Think of a series of test inputs and the results that you'd expect for them, then create the appropriate tests. As I explained on Friday, the test fixture mechanism is clumsy for instantiating and testing a lot of objects, so you might prefer to get rid of the private Triangle t; and setUp(), and do something like this:

Testing lots of Triangles (JUnit 3 style):
public void testIsEquilateral() {
  Triangle t = new Triangle(4, 5, 6);
  assertFalse("(4, 5, 6) unexpectedly equilateral!", t.isEquilateral());
  t = new Triangle(1, 1, 1);
  assertTrue("(1, 1, 1) unexpectedly not equilateral!", t.isEquilateral());
  …
}

You might also like to add a toString() method to Triangle in order to help with debug messages.

Fix the implementation

These tests will quickly show that isScalene() is incorrect. Fix it.

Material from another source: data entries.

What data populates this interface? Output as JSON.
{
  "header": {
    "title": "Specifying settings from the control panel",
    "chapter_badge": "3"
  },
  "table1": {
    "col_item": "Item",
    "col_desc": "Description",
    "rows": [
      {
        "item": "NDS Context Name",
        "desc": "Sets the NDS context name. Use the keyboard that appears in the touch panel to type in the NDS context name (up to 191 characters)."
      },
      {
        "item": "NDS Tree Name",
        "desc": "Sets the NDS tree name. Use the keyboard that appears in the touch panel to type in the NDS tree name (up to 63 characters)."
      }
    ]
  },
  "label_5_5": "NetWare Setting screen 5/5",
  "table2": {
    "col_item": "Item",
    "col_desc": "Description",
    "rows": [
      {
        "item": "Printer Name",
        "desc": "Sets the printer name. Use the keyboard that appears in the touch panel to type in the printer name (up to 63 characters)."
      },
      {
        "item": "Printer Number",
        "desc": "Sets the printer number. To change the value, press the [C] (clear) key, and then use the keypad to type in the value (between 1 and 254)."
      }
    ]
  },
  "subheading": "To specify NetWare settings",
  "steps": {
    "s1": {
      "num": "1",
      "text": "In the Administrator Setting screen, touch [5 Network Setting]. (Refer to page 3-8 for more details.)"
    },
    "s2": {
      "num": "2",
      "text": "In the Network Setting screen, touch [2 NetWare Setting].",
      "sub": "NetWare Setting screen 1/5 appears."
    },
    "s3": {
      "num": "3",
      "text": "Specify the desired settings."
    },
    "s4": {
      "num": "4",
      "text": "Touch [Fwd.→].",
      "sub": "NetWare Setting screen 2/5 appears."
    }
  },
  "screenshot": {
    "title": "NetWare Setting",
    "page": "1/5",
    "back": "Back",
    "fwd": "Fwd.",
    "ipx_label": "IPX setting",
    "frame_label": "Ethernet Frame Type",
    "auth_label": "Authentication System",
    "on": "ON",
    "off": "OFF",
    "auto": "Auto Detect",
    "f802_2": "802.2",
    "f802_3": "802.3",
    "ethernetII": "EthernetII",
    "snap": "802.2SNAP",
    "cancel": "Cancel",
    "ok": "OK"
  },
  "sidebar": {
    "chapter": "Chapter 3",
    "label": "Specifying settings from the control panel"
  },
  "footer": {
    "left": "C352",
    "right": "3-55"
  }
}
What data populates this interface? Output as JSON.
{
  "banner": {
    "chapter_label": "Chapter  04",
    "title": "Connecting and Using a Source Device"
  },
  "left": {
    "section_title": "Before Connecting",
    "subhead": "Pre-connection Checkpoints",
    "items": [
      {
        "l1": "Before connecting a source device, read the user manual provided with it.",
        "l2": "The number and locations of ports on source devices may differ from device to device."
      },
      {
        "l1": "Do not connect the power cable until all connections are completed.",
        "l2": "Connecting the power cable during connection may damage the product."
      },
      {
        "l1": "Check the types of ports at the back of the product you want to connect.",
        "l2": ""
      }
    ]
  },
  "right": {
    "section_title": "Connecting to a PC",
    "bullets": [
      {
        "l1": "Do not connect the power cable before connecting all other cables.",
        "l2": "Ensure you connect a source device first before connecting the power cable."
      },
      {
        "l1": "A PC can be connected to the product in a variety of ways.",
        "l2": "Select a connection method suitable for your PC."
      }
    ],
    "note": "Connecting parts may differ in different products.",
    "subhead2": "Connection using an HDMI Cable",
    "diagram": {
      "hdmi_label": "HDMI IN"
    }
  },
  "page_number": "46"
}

Enhance the implementation

It's really an error to allow construction of bad triangles, so it makes sense to test these bad inputs in the constructor and throw an exception of some kind for non-triangle parameters. Do this, including adding a BadTriangleException to your implementation. You may need to add some throws clauses to your code. You should also find that after making these enhancements, you can simplify the isScalene() test.

Test the enhancements

As demonstrated in class, you can test that error conditions are detected and exceptions get thrown correctly too:

Testing to see that exceptions are thrown (JUnit3):
public void testTriangle() {
  try {
    // Some code which should cause an exception:
    Triangle q = new Triangle(0, 0, 0);
    // If we get here then the code didn't cause an exception,
    // and so the test has failed.
    fail("Exception not thrown: bad triangle accepted!!!");
  } catch(ParticularExceptionWeAreTestingFor e) {
    // If we get here then the exception was thrown correctly.
    // We do nothing, and let successful execution continue.
  }
  …
}

This is much cleaner in JUnit 4:

Testing to see that exceptions are thrown (JUnit4):
@Test(expected = st.BadTriangleException.class)
public void noBadTriangles() throws BadTriangleException {
  // Should cause an exception:
  t = new Triangle(0, 0, 0);
}

Implement a set of tests for the testTriangle method.